Guests select date, time, and number of guests — even at midnight. Many restaurants report 25 to 40 percent of their reservations outside opening hours. The biggest lever: reducing no-shows. In hospitality, the no-show rate averages 10 to 20 percent. Automatic reminders by SMS or email significantly reduce this rate.

At an average spend of 35 EUR per guest and an 8-person reservation that does not show up, you lose 280 EUR in a single evening.

Promoting Events and Seasonal Offers Through the Website

Christmas menu, summer party on the terrace, catering offers, Sunday brunch — many hospitality businesses have a changing offer that guests never learn about because it only appears on a notice board in the restaurant. Your website is the ideal place to make seasonal offers visible.

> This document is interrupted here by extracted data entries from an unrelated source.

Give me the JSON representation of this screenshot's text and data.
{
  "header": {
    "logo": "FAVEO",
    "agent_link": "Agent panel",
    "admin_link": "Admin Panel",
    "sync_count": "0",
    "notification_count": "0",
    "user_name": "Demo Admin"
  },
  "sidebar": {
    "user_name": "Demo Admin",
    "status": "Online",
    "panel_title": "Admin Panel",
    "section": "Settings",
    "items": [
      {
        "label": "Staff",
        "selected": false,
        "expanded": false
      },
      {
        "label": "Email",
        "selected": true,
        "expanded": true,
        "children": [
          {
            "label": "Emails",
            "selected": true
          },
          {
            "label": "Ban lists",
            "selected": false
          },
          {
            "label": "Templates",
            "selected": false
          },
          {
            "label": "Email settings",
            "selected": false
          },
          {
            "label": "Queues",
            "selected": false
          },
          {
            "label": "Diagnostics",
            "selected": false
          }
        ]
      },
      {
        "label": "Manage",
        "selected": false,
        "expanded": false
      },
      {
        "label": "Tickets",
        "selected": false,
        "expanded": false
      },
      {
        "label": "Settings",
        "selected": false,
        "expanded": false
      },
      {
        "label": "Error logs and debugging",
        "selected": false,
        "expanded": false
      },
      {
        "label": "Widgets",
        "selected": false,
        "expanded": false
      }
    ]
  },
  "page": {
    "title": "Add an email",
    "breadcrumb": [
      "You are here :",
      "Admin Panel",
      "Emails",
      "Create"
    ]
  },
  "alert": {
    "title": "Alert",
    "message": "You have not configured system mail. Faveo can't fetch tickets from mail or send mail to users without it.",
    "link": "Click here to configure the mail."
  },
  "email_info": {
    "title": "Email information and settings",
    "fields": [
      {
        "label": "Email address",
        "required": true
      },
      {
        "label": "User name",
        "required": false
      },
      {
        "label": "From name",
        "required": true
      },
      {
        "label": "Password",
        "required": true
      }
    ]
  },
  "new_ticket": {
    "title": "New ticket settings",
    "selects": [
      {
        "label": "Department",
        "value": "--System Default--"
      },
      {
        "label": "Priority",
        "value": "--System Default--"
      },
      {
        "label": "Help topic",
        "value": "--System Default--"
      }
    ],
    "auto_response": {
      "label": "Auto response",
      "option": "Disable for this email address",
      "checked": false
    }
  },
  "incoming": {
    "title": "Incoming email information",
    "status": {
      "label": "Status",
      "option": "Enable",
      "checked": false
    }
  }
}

You can put a Christmas menu online as early as October — anyone searching "Christmas menu Vienna" will then find you instead of your competition. Combine the events page with an enquiry function: "Reserve a table for the Christmas menu" or "Send a catering enquiry." This turns information directly into an order.

Frequently Asked Questions About Restaurant Websites

Is an Instagram page not enough?

Instagram is good for inspiration. But when someone searches "restaurant Villach lunch menu," they will not find Instagram. Additionally, you cannot offer online reservations on Instagram or present a menu in a structured way.

How do I keep the menu up to date?

In the subscription model, we do it for you — you send the changes, we update. With one-time payment, we train you so you can maintain the menu yourself.

Do I need professional food photos?

Yes, for the website. Smartphone photos in good lighting also work — but no blurry images in artificial light.

Invest once 300–500 EUR in a food photographer. It pays off for years.

What about delivery service and takeaway?

Can easily be integrated into the website. Order form, delivery area, minimum order value. Or connection to Lieferando/Mjam if desired.